50 łóżek, 2300 metrów kwadratowych, tomograf, specjalistyczna aparatura i nowoczesne sale izolujące chorych pacjentów. W Dąbrowie Tarnowskiej otwarto Małopolskie Centrum Chorób Zakaźnych.
Jak podkreśla dyrektor dąbrowskiego szpitala Łukasz Węgrzyn, ten obiekt był bardzo potrzebny szczególnie po doświadczeniach związanych z Covidem.
– Takie miejsce jest niezbędne. Wiele lat temu, dokładnie pięćdziesiąt, powstał szpital i oddzielny czteropiętrowy budynek zakaźny. Z biegiem lat jego pacjentów było coraz mniej i był przekształcany na inne odziały. Covid pokazał, że taki oddział jest niezbędny i wybudowaliśmy go w niecały rok.
Kierownik oddziału obserwacyjno-zakaźnego lek. Krzysztof Janusz przekonuje, że dzięki MCCZ poprawią się warunki pobytu pacjentów i ich diagnostyka.

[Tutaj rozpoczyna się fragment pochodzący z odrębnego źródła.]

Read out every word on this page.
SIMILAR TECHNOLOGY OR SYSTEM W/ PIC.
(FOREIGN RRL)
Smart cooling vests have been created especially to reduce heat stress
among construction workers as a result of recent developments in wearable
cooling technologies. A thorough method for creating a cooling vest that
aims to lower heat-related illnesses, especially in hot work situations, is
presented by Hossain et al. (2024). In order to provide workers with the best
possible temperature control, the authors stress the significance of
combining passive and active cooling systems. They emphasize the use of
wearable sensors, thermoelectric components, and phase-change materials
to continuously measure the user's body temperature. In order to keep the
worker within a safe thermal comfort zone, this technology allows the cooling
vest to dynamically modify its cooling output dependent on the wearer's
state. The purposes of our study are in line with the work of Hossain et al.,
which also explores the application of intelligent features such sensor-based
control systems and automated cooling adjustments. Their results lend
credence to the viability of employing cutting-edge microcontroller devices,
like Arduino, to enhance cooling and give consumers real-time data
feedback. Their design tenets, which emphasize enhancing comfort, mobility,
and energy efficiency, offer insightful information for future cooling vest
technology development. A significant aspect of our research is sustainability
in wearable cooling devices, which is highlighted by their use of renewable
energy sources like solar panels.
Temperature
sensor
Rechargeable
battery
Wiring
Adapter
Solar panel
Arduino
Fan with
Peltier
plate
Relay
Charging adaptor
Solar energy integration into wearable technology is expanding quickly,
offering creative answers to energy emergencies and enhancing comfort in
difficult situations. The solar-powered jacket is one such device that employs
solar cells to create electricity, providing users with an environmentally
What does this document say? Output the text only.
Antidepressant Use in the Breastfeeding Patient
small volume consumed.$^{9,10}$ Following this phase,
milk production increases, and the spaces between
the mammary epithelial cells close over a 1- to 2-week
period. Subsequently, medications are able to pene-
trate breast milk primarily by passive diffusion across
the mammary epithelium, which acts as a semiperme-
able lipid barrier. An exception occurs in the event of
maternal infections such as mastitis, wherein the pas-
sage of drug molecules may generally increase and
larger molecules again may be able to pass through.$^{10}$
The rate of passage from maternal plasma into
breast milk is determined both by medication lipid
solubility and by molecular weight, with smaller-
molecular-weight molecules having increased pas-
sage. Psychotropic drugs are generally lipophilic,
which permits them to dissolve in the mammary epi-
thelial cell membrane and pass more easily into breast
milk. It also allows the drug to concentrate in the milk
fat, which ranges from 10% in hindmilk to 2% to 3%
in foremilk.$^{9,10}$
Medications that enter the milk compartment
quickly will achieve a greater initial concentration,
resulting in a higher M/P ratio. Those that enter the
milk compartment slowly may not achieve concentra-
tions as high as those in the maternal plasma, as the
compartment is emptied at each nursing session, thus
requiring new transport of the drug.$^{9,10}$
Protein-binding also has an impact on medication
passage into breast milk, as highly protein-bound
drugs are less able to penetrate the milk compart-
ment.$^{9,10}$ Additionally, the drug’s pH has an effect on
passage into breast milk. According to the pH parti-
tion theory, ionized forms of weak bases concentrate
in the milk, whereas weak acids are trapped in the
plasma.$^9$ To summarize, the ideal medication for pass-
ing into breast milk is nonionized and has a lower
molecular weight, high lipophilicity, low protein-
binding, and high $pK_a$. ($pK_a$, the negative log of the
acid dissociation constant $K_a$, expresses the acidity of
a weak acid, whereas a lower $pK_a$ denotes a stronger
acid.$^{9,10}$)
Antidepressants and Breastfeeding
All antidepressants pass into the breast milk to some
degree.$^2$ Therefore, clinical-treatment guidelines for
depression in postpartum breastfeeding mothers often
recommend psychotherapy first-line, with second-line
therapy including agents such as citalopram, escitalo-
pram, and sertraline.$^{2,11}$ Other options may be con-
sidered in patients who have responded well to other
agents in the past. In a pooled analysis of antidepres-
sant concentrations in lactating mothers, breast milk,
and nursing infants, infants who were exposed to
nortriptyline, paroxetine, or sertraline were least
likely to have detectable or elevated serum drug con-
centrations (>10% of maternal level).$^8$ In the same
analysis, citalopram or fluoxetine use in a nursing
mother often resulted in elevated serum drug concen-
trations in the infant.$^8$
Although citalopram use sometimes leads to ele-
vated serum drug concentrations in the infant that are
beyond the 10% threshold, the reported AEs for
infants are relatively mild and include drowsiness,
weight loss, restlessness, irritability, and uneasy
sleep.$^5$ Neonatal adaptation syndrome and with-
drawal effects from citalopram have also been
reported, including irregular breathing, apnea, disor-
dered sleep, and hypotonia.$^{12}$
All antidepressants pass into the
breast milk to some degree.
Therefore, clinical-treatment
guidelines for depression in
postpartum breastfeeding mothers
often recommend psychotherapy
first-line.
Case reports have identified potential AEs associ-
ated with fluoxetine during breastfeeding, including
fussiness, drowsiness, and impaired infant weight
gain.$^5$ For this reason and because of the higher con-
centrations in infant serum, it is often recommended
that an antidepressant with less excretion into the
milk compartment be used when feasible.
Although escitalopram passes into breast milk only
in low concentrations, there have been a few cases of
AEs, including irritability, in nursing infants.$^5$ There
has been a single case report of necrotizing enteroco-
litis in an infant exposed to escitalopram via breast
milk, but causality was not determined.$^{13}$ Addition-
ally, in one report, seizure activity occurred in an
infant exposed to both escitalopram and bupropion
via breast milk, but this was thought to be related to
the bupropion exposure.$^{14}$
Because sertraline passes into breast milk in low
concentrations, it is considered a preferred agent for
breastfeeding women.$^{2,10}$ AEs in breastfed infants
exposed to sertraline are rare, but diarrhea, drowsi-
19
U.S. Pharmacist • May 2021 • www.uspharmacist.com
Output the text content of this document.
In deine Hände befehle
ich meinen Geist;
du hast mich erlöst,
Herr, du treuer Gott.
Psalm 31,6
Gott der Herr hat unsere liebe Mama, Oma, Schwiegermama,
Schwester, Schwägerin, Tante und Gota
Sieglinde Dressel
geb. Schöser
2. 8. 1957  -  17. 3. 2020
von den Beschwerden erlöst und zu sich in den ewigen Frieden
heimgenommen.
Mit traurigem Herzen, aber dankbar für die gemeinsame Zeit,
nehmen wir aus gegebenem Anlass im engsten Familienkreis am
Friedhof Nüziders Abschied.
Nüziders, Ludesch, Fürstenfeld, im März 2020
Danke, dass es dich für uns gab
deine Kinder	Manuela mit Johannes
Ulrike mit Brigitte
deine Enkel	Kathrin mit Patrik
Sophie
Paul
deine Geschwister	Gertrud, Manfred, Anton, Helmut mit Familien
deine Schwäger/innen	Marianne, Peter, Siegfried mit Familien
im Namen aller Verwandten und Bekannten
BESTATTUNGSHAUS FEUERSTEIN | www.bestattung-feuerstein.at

– Pozwoli na dużo lepszą diagnostykę dzięki tomografowi i aparatowi USG. Mamy też lepszą możliwość izolowania pacjenta i rozdzielania ich na poszczególne choroby. Pracujemy cały czas mimo przebudowy i remontu. Oddział cały czas działa i systematycznie zwiększamy jego możliwości.
Nowoczesne centrum, w którym mieści się także oddział chorób płuc, pozwala rozwinąć opiekę pulmonologiczną, dzięki czemu pacjenci z okolic Dąbrowy Tarnowskiej nie będą musieli jeździć do innych miast.
– W tym momencie oddział jest doposażony tomografem, który może badać choroby związane z azbestem. Zakupiliśmy też specjalny aparat USG, który umożliwia pobieranie badań z głębi klatki piersiowej. Do tej pory pacjenci musieli jechać na takie badanie do Kielc lub Krakowa. Od listopada będą wykonywane także tutaj
– mówi lek. Waldemar Weryński, kierownik oddziału chorób płuc.
Koszt powstania Małopolskiego Centrum Chorób Zakaźnych wraz z zakupem tomografu to prawie 12 mln zł. Środki pochodzą z rządowego Programu Operacyjnego Infrastruktura i Środowisko na lata 2014-2020.